After finally choosing a beautiful hardwood for your new floor, you probably thought all the decisions had been made, leaving just the easy installation process. However, prior to installation, have you considered which direction the planks will be facing?
It probably didn’t even cross your mind, but it is a decision that will affect the appearance of your entire room. Let’s take a look at some of the factors that will help you make a decision:
Your existing subfloor
Many older homes have plywood subfloors and if this is the case, you should consider laying your floor perpendicular to the floor joists for support. If you lay them parallel, you run the risk of sagging between joints which could cause the floor to collapse in places. Replacing these planks could be costly and avoidable.
If your subfloor is concrete, the layout of planks will not affect the structure.
The room layout
If you are laying your boards throughout the hallway, the best direction is perpendicular to the front door all the way through to the back of the house (think bowling alley as opposed to ladder rungs)! This will give the planks a continuous flow, opening the room up as it draws the eye in. Avoid changing direction into different rooms as this can break the natural flow.
For other rooms, the general rule is to install planks parallel to the longest wall as this tends to provide the best visual result.
If your room has lots of sunlight shining through, laying your hardwood in the direction of the light will help the planks look consistent. If, instead you ran the boards perpendicular, the light would emphasise individual joints, drawing attention to even the slightest variation in plank height. Installing the floor parallel to the natural light will alleviate this problem.

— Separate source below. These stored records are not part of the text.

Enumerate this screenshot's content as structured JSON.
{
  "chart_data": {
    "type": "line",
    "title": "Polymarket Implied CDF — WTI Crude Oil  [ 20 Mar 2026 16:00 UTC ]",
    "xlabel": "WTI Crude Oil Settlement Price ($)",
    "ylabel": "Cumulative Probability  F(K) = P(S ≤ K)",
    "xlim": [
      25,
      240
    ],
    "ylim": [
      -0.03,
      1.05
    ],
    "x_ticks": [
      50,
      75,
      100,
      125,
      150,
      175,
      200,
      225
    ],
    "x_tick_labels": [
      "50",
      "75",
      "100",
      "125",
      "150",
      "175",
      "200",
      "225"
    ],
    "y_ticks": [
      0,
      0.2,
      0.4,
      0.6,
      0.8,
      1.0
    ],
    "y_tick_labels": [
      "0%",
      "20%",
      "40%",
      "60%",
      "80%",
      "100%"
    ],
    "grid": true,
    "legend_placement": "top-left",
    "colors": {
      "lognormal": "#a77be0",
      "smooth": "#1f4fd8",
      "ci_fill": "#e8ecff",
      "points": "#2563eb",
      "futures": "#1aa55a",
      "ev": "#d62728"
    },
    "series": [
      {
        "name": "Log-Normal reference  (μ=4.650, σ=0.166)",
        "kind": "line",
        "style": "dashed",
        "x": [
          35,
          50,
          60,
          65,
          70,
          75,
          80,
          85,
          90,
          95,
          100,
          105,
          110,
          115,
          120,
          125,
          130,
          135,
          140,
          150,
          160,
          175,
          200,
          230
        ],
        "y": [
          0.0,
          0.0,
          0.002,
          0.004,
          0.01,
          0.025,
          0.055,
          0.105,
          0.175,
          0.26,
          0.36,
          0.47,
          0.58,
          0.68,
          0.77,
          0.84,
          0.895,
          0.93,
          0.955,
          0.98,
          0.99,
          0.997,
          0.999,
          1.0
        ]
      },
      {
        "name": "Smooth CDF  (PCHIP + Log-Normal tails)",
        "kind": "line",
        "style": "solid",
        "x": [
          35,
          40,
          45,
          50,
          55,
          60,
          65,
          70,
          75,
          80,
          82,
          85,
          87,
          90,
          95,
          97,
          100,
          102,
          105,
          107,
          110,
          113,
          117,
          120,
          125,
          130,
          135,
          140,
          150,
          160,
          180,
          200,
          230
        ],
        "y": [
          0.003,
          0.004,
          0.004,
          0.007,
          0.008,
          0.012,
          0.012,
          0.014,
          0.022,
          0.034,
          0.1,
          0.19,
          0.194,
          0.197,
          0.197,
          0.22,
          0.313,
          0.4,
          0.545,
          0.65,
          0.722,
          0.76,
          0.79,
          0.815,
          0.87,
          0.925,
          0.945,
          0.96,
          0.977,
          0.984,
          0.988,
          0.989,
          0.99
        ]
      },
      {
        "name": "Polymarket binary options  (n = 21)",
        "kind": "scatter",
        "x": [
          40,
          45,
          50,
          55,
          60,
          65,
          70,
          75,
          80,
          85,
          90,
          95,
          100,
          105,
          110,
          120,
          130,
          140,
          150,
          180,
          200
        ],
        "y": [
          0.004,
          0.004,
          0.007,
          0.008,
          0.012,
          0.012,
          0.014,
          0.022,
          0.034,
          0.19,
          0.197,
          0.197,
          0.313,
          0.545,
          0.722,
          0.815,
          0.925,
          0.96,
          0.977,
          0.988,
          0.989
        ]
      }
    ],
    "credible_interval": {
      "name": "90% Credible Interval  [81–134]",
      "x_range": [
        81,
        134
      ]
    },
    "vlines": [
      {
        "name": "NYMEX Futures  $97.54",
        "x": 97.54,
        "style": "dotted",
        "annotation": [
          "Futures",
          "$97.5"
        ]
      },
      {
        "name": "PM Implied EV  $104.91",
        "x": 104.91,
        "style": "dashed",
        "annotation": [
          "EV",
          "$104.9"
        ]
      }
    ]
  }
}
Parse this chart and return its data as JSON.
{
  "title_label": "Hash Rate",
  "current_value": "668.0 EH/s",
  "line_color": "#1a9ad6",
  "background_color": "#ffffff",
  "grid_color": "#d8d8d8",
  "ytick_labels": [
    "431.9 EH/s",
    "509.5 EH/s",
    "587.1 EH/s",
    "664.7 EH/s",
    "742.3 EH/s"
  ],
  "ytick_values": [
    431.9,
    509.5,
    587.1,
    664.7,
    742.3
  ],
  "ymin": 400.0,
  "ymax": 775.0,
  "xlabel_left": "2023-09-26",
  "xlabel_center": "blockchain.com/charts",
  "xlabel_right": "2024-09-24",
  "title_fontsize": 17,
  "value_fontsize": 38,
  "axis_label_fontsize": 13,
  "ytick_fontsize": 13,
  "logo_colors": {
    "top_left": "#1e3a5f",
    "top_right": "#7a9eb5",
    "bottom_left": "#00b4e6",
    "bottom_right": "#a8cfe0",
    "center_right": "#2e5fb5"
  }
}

Trying something different
These popular layouts are merely guidelines – direction is ultimately a personal choice depending on your room size, interior and unique style. Laying planks diagonally creates an interesting aesthetic result and works particularly well in larger spaces. You could also arrange the boards in a pattern such as chevron or herringbone, giving depth and dimension to an otherwise plain room. If you do decide on either of these options, bear in mind that you will need to buy extra wood to compensate offcuts and waste.